Opening the cursor allocates memory for the cursor and makes it ready for fetching the rows returned by the SQL statement into it. For example, we will open above-defined cursor as follows:
OPEN c_customers;

Fetching the Cursor

Fetching the cursor involves accessing one row at a time. For example we will fetch rows from the above-opened cursor as follows:
FETCH c_customers INTO c_id, c_name, c_addr;

Closing the Cursor

Closing the cursor means releasing the allocated memory.
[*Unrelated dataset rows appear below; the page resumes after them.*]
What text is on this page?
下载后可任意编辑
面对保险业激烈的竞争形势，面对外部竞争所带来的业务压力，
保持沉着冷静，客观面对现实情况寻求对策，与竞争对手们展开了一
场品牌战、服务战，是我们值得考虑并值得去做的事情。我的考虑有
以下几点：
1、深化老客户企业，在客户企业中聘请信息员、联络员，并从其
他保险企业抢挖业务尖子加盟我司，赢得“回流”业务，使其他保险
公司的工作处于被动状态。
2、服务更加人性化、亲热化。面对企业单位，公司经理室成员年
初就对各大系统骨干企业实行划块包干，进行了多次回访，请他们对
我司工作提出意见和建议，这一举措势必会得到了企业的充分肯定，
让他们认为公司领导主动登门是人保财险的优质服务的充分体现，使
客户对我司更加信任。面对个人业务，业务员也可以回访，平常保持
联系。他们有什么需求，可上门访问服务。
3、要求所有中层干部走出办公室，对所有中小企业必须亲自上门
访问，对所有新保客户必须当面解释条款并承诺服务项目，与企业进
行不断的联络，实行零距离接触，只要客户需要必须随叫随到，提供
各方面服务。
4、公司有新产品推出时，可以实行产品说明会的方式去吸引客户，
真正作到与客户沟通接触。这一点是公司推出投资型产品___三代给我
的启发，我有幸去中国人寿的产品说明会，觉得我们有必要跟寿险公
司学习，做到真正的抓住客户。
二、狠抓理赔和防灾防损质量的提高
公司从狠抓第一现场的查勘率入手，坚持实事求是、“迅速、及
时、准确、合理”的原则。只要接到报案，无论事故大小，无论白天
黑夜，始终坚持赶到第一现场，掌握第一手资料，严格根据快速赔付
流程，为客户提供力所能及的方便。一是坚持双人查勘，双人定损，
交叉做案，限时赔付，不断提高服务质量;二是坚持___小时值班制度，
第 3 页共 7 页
For example, we will close above-opened cursor as follows:
CLOSE c_customers;

Example:

Following is a complete example to illustrate the concepts of explicit cursors:
DECLARE
   c_id customers.id%type;
   c_name customers.name%type;
   c_addr customers.address%type;
   CURSOR c_customers is
      SELECT id, name, address FROM customers;
BEGIN
   OPEN c_customers;
   LOOP
      FETCH c_customers into c_id, c_name, c_addr;
      EXIT WHEN c_customers%notfound;
      dbms_output.put_line(c_id || ' ' || c_name || ' ' || c_addr);
   END LOOP;
   CLOSE c_customers;
END;
/
When the above code is executed at SQL prompt, it produces the following result:
1 Ramesh Ahmedabad 
2 Khilan Delhi 
3 kaushik Kota    
4 Chaitali Mumbai 
5 Hardik Bhopal  
6 Komal MP  

PL/SQL procedure successfully completed.